EU helps alleviate poverty Feb02

I do not write what the Conservative Party or the EU wish or expect me to write – I write what I believe in on the basis of my 40 years work experience in Africa as well as my assessment of data that I analyse.

Global poverty existed long before the EU was established. Free market policies and conduct of international trade are matters for negotiation and agreement between countries as witnessed in Doha recently.

Mr. D’Sa, using emotive language of an armchair theoretician, fails to offer a single practical solution that will eliminate hunger, disease and poverty  - a solution that can be widely supported, financed and sustained. He fails to realise the simple truth: the poor need equal opportunities to be self-reliant. “Don’t give me fish, teach me how to fish” is the cry from the poor! They need help to exploit their natural resources; help to grow, harvest, store, process, package and market their produce. They need help in creating value added products yielding surpluses that will finance education, health and better shelter for their families. They do not wish to remain beggars for life, drip-fed from EU surpluses!

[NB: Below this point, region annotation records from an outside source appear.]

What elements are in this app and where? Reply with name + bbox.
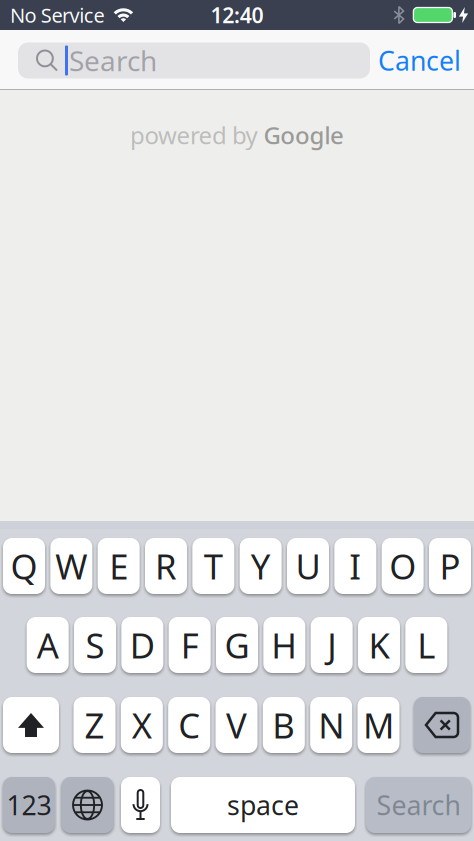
button[interactable]: 123 bbox=[3, 777, 55, 833]
button[interactable]: F bbox=[169, 617, 211, 673]
button[interactable] bbox=[414, 697, 470, 753]
button[interactable]: Y bbox=[240, 538, 282, 594]
staticText: F bbox=[181, 622, 199, 668]
staticText: M bbox=[363, 702, 394, 748]
staticText: N bbox=[318, 702, 344, 748]
staticText: No Service bbox=[10, 2, 104, 28]
staticText: Q bbox=[10, 543, 38, 589]
staticText: 12:40 bbox=[211, 1, 263, 29]
button[interactable]: Z bbox=[74, 697, 116, 753]
staticText: Google bbox=[264, 119, 344, 151]
staticText: O bbox=[389, 543, 416, 589]
button[interactable] bbox=[62, 777, 114, 833]
button[interactable]: O bbox=[382, 538, 424, 594]
button[interactable]: G bbox=[216, 617, 258, 673]
staticText: W bbox=[55, 543, 87, 589]
button[interactable]: W bbox=[50, 538, 92, 594]
button[interactable]: S bbox=[74, 617, 116, 673]
staticText: H bbox=[271, 622, 297, 668]
button[interactable]: T bbox=[192, 538, 234, 594]
staticText: V bbox=[226, 702, 247, 748]
button[interactable]: V bbox=[216, 697, 258, 753]
staticText: Cancel bbox=[378, 43, 461, 78]
button[interactable]: J bbox=[311, 617, 353, 673]
staticText: I bbox=[349, 543, 361, 589]
staticText: D bbox=[130, 622, 155, 668]
button[interactable]: P bbox=[429, 538, 471, 594]
staticText: E bbox=[109, 543, 128, 589]
button[interactable]: Search bbox=[366, 777, 471, 833]
staticText: G bbox=[224, 622, 250, 668]
staticText: Y bbox=[251, 543, 271, 589]
button[interactable]: I bbox=[334, 538, 376, 594]
staticText: B bbox=[272, 702, 295, 748]
staticText: K bbox=[368, 622, 390, 668]
staticText: J bbox=[327, 622, 336, 668]
button[interactable]: C bbox=[168, 697, 210, 753]
button[interactable]: D bbox=[121, 617, 163, 673]
staticText: Search bbox=[69, 42, 157, 79]
button[interactable]: K bbox=[358, 617, 400, 673]
staticText: L bbox=[417, 622, 435, 668]
staticText: Search bbox=[376, 787, 460, 823]
staticText: A bbox=[37, 622, 59, 668]
staticText: powered by bbox=[130, 119, 258, 151]
staticText: C bbox=[178, 702, 200, 748]
staticText: 123 bbox=[6, 787, 52, 823]
button[interactable]: space bbox=[171, 777, 355, 833]
button[interactable]: U bbox=[287, 538, 329, 594]
button[interactable]: E bbox=[98, 538, 140, 594]
staticText: T bbox=[204, 543, 223, 589]
button[interactable]: H bbox=[263, 617, 305, 673]
button[interactable]: L bbox=[405, 617, 447, 673]
button[interactable]: R bbox=[145, 538, 187, 594]
button[interactable]: A bbox=[27, 617, 69, 673]
staticText: Z bbox=[84, 702, 104, 748]
button[interactable] bbox=[121, 777, 160, 833]
button[interactable]: N bbox=[310, 697, 352, 753]
button[interactable]: Q bbox=[3, 538, 45, 594]
staticText: X bbox=[132, 702, 152, 748]
staticText: U bbox=[296, 543, 320, 589]
button[interactable] bbox=[3, 697, 59, 753]
button[interactable]: B bbox=[263, 697, 305, 753]
button[interactable]: M bbox=[358, 697, 400, 753]
button[interactable]: Cancel bbox=[378, 43, 461, 78]
staticText: space bbox=[227, 787, 299, 823]
staticText: S bbox=[86, 622, 104, 668]
button[interactable]: Search bbox=[18, 42, 370, 78]
staticText: R bbox=[155, 543, 177, 589]
staticText: P bbox=[440, 543, 460, 589]
button[interactable]: X bbox=[121, 697, 163, 753]
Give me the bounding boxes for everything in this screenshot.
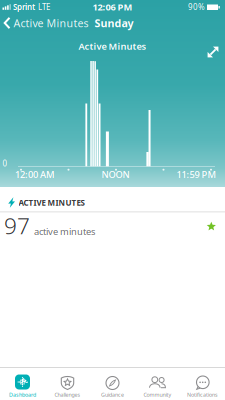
staticText: NOON <box>102 168 130 181</box>
staticText: Active Minutes <box>78 40 146 52</box>
staticText: Notifications <box>187 391 218 398</box>
button[interactable]: Back <box>4 16 88 30</box>
staticText: 11:59 PM <box>176 168 216 181</box>
staticText: ACTIVE MINUTES <box>18 197 84 208</box>
staticText: Community <box>144 391 172 398</box>
button[interactable]: Dashboard <box>0 368 45 400</box>
staticText: Sprint <box>13 2 35 12</box>
button[interactable]: Notifications <box>180 368 225 400</box>
staticText: 0 <box>2 158 8 169</box>
staticText: 90% <box>188 2 205 12</box>
staticText: active minutes <box>34 225 95 238</box>
button[interactable]: Expand chart <box>207 46 219 58</box>
staticText: 12:00 AM <box>15 168 55 181</box>
staticText: Guidance <box>101 391 124 398</box>
staticText: 12:06 PM <box>92 1 132 13</box>
staticText: Active Minutes <box>14 16 88 30</box>
staticText: Dashboard <box>9 391 36 398</box>
staticText: LTE <box>38 2 50 12</box>
staticText: Sunday <box>94 16 134 30</box>
button[interactable]: Community <box>135 368 180 400</box>
button[interactable]: Guidance <box>90 368 135 400</box>
staticText: 97 <box>4 210 30 241</box>
staticText: Challenges <box>54 391 80 398</box>
button[interactable]: Challenges <box>45 368 90 400</box>
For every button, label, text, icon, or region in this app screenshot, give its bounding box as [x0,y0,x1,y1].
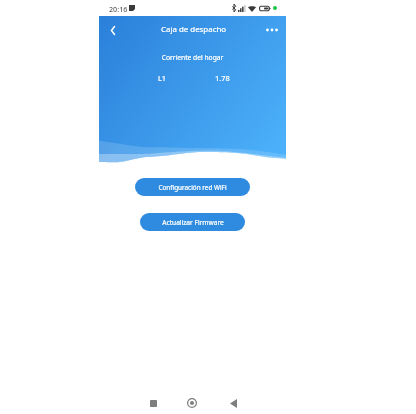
staticText: L1 [158,73,167,83]
button[interactable]: Back [105,23,119,37]
staticText: Configuración red WiFi [158,183,227,192]
staticText: 1.78 [215,73,230,83]
button[interactable]: Back [224,394,242,412]
button[interactable]: Actualizar Firmware [140,213,245,231]
staticText: Corriente del hogar [99,53,286,62]
button[interactable]: More options [265,23,279,37]
button[interactable]: Configuración red WiFi [135,178,250,196]
staticText: Actualizar Firmware [162,218,224,227]
button[interactable]: Home [183,394,201,412]
button[interactable]: Recents [144,394,162,412]
staticText: Caja de despacho [161,24,227,35]
staticText: 20:16 [109,4,128,14]
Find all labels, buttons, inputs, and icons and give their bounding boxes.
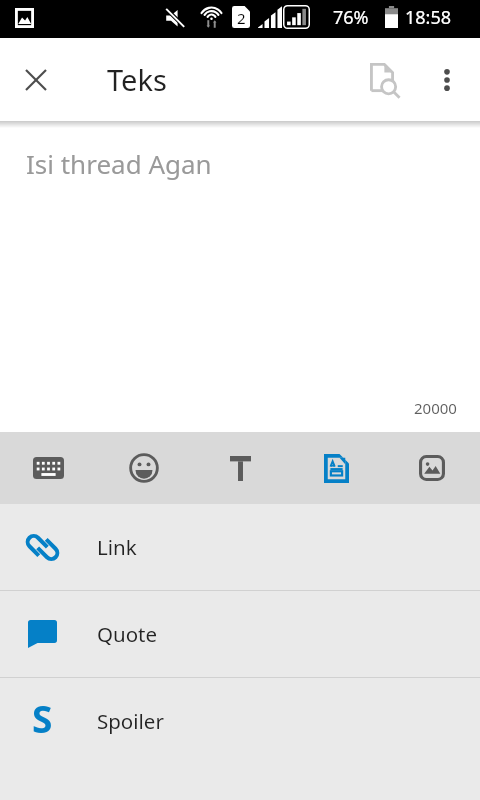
staticText: Link xyxy=(97,533,137,561)
button[interactable]: Close xyxy=(0,44,72,116)
staticText: Isi thread Agan xyxy=(26,146,212,181)
staticText: 76% xyxy=(333,5,369,30)
button[interactable]: Emoji xyxy=(96,432,192,504)
button[interactable]: S xyxy=(0,678,480,764)
staticText: 20000 xyxy=(414,398,457,418)
staticText: Quote xyxy=(97,620,158,648)
staticText: S xyxy=(32,693,53,743)
button[interactable]: Template xyxy=(288,432,384,504)
button[interactable]: Image xyxy=(384,432,480,504)
button[interactable]: More options xyxy=(419,52,475,108)
staticText: Teks xyxy=(107,60,167,99)
button[interactable]: Link xyxy=(0,504,480,590)
button[interactable]: Keyboard xyxy=(0,432,96,504)
staticText: Spoiler xyxy=(97,707,164,735)
button[interactable]: Quote xyxy=(0,591,480,677)
button[interactable]: Preview xyxy=(357,52,413,108)
staticText: 2 xyxy=(237,8,246,28)
button[interactable]: Text format xyxy=(192,432,288,504)
staticText: 18:58 xyxy=(405,5,452,30)
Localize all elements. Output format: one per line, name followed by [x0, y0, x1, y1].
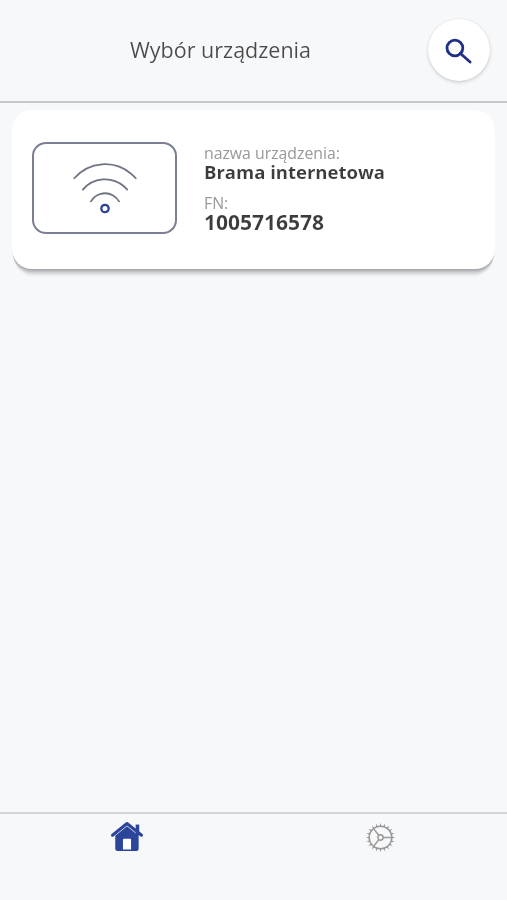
button[interactable]: nazwa urządzenia: [12, 110, 495, 269]
staticText: 1005716578 [204, 208, 325, 237]
button[interactable]: Home [0, 814, 253, 900]
staticText: FN: [204, 192, 229, 214]
button[interactable]: Settings [253, 814, 507, 900]
staticText: Brama internetowa [204, 159, 385, 184]
staticText: nazwa urządzenia: [204, 142, 340, 164]
staticText: Wybór urządzenia [130, 35, 311, 64]
button[interactable]: Search [428, 19, 490, 81]
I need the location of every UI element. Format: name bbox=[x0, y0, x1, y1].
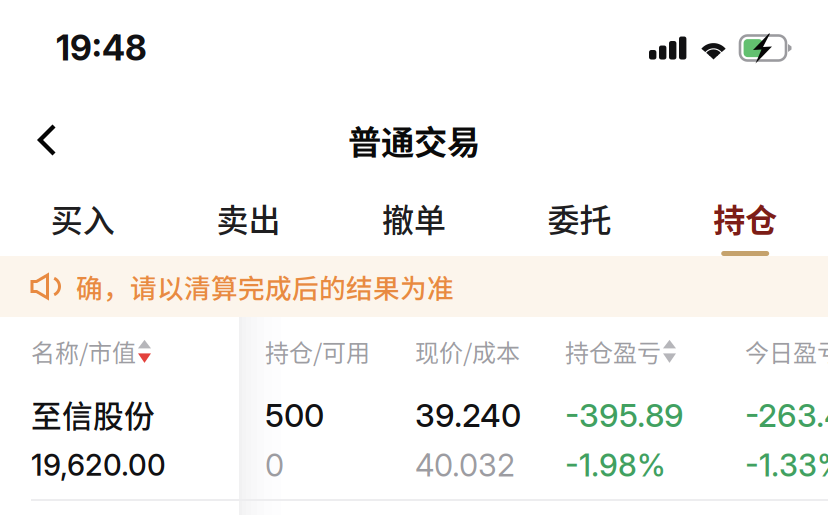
staticText: -1.98% bbox=[565, 447, 666, 484]
button[interactable]: 今日盈亏 bbox=[745, 334, 828, 369]
staticText: 持仓盈亏 bbox=[565, 334, 661, 369]
staticText: 19:48 bbox=[56, 27, 147, 69]
staticText: 确，请以清算完成后的结果为准 bbox=[76, 267, 454, 306]
staticText: 委托 bbox=[548, 195, 612, 241]
staticText: 19,620.00 bbox=[31, 447, 166, 483]
button[interactable]: 名称/市值 bbox=[31, 334, 151, 369]
staticText: 买入 bbox=[51, 195, 115, 241]
staticText: 卖出 bbox=[216, 195, 280, 241]
button[interactable]: 买入 bbox=[0, 184, 166, 256]
button[interactable]: 持仓/可用 bbox=[265, 334, 370, 369]
button[interactable]: 卖出 bbox=[166, 184, 331, 256]
staticText: 500 bbox=[265, 396, 324, 435]
button[interactable]: 撤单 bbox=[331, 184, 497, 256]
staticText: 名称/市值 bbox=[31, 334, 136, 369]
staticText: 39.240 bbox=[415, 396, 521, 435]
staticText: 普通交易 bbox=[348, 116, 480, 164]
staticText: 40.032 bbox=[415, 447, 515, 484]
staticText: 持仓/可用 bbox=[265, 334, 370, 369]
button[interactable]: 持仓 bbox=[662, 184, 828, 256]
staticText: 撤单 bbox=[382, 195, 446, 241]
button[interactable]: 委托 bbox=[497, 184, 662, 256]
button[interactable]: 持仓盈亏 bbox=[565, 334, 676, 369]
button[interactable]: 返回 bbox=[0, 107, 87, 173]
staticText: 现价/成本 bbox=[415, 334, 520, 369]
staticText: 0 bbox=[265, 447, 284, 484]
staticText: 今日盈亏 bbox=[745, 334, 828, 369]
staticText: -395.89 bbox=[565, 396, 684, 435]
staticText: -263.47 bbox=[745, 396, 828, 435]
staticText: 至信股份 bbox=[31, 392, 155, 436]
staticText: 持仓 bbox=[713, 195, 777, 241]
staticText: -1.33% bbox=[745, 447, 828, 484]
button[interactable]: 至信股份 bbox=[0, 380, 828, 499]
button[interactable]: 现价/成本 bbox=[415, 334, 520, 369]
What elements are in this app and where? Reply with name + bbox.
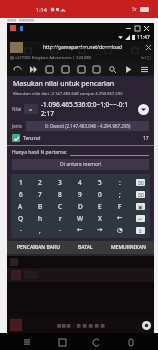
staticText: ↕ [138,228,143,234]
button[interactable]: Key ↕ [130,224,150,236]
button[interactable]: Search memory [59,63,71,75]
staticText: · [59,226,61,235]
button[interactable]: h [30,212,50,224]
button[interactable]: 7 [30,188,50,200]
staticText: E [98,202,102,211]
button[interactable]: Play [122,63,134,75]
button[interactable]: 5 [90,176,110,188]
button[interactable]: C [50,200,70,212]
staticText: 17 [143,135,149,142]
button[interactable] [70,149,149,156]
staticText: D [78,202,83,211]
button[interactable]: Key ⌧ [130,176,150,188]
staticText: ; [119,190,121,199]
button[interactable]: ; [110,188,130,200]
staticText: ← [77,226,83,234]
button[interactable]: 8 [50,188,70,200]
button[interactable]: B [30,200,50,212]
button[interactable]: ← [110,212,130,224]
staticText: BATAL [78,244,93,251]
staticText: h [38,214,43,223]
button[interactable]: · [11,224,30,236]
button[interactable]: List [75,63,87,75]
button[interactable]: Recents [19,334,35,350]
button[interactable]: Di antara memori [12,159,149,170]
button[interactable]: · [50,224,70,236]
staticText: ← [117,214,123,222]
button[interactable]: 3 [50,176,70,188]
staticText: 4 [78,178,82,187]
button[interactable]: W [70,212,90,224]
button[interactable]: Maximize [133,24,142,33]
button[interactable]: MEMURNIKAN [102,241,154,254]
button[interactable]: A [11,200,30,212]
button[interactable]: BATAL [69,241,102,254]
staticText: ▣ [138,204,143,210]
staticText: Masukan nilai untuk pencarian [13,79,115,89]
button[interactable]: Key ⌧ [130,188,150,200]
staticText: 0 [98,190,102,199]
button[interactable]: : [110,176,130,188]
button[interactable]: Menu [138,63,150,75]
staticText: ⌧ [138,192,144,198]
button[interactable]: Key ▣ [130,200,150,212]
staticText: Terurut [23,135,41,142]
staticText: Masukan nilai dari -2.147.483.648 sampai… [13,91,123,97]
staticText: PENCARIAN BARU [17,244,60,251]
button[interactable]: ◔ [110,224,130,236]
staticText: (x) □ [141,55,151,61]
button[interactable]: ← [70,224,90,236]
staticText: Hanya hasil N pertama: [12,149,67,156]
button[interactable]: X [90,212,110,224]
button[interactable]: 4 [70,176,90,188]
button[interactable]: Operator [24,104,38,114]
button[interactable]: 9 [70,188,90,200]
button[interactable]: F [110,200,130,212]
button[interactable]: Fast forward [27,63,39,75]
staticText: Di antara memori [60,161,102,168]
staticText: Q [18,214,24,223]
staticText: A [18,202,23,211]
button[interactable]: Copy [90,63,102,75]
staticText: ▤ v2/7002 Kingkun Adventures | 324 MB [10,55,91,61]
staticText: 5г [132,6,138,13]
button[interactable]: , [30,224,50,236]
staticText: 1 [19,178,23,187]
staticText: Nilai [12,106,22,112]
button[interactable]: E [90,200,110,212]
button[interactable]: Q [11,212,30,224]
button[interactable]: 2 [30,176,50,188]
staticText: 11:47 [137,34,150,41]
button[interactable]: → [90,224,110,236]
button[interactable]: Minimize [124,24,133,33]
staticText: : [119,178,121,187]
staticText: -1.096.465.536:0:0~1;0~~-0:1 [41,100,129,109]
staticText: ■■■ - ■■■■■ [7,18,34,22]
button[interactable]: Dropdown [138,104,149,115]
button[interactable]: Ad info [142,321,151,330]
button[interactable]: 6 [11,188,30,200]
button[interactable]: Key ↵ [130,212,150,224]
button[interactable]: Home [54,334,70,350]
staticText: ↵ [138,216,143,222]
button[interactable]: Close [142,24,151,33]
button[interactable]: 0: Dword (2.147.483.648 - 4.294.967.295) [26,121,149,131]
button[interactable]: Undo [11,63,23,75]
staticText: 2 [38,178,42,187]
button[interactable]: r [50,212,70,224]
button[interactable]: Back [88,334,104,350]
button[interactable]: Close tab [143,42,154,53]
staticText: Jenis [12,123,22,129]
button[interactable]: D [70,200,90,212]
staticText: 6 [19,190,23,199]
button[interactable]: Voice search [123,334,139,350]
button[interactable]: 1 [11,176,30,188]
staticText: = [29,106,33,113]
button[interactable]: Save [43,63,55,75]
staticText: · [20,226,22,235]
button[interactable]: 0 [90,188,110,200]
button[interactable]: Terurut [12,134,149,142]
button[interactable]: PENCARIAN BARU [7,241,69,254]
staticText: http://gamepardan.net/download [43,44,123,51]
button[interactable]: Find [106,63,118,75]
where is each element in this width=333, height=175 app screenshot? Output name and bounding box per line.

The EU aid policies are not perfect. They are being challenged, revised and refined to yield better results. A number of my proposals have been accepted by the ACP and form part of the new Cotonu Agreement. My proposals cover technical aid and direct investment to support rural economic development including agrarian reform, regional co-operation, transfer of technology, joint EU:ACP SME partnerships and extensive use of renewable energy, especially biogas, solar and wind. My next European Parliament Report on “Agricultural policy, agrarian reform and rural economic development for self reliance in developing countries” will consolidate my earlier proposals. My Report will be presented to Parliament in April 2002.

Migration – both North-South and South-South - is a major issue for discussion in a workshop in Cape Town (ACP:EU Joint Assembly 18-22nd March) where the EU will seek consultation, consensus and action. The affluent western countries, with smaller populations, face unlimited inflow of people from the densely populated poor countries in the east and south. Such a flow of refugees and economic migrants needs to be managed on the basis of consultation and consensus. An open door policy is neither practical nor desirable as it threatens the political stability, social cohesion and economic prosperity for all including millions of immigrants already settled in western countries. Many of these immigrants settled in the west offer substantial financial support to their families back home.

Developing countries have unlimited resources – human and natural – that need to be exploited for the benefit of their poor citizens. This effort requires a partnership of rich and poor nations to target the causes of poverty and deliver the equality of opportunity to work and live in peace. Rural investment in education, health and agriculture will give the poor a stake in their local economies. It creates a civil society that requires democratic representation, law and order. Such rural economic development yields prosperity, civic order and disables the warlords who exploit the poor and precipitate internal conflict. Millions of poor Africans are terrorised, looted, raped and killed by fellow citizens in countries like Burundi and Congo – fertile countries that could be the grain basket for the whole of Africa!

Let us reject the jargon that has beggared millions for so long. Let us apply practical policies to help establish the prosperity and peace that will free the poor to be self-sufficient. Such policies will give them an equal opportunity to work, prosper and live in peace in countries they can be proud to call their own!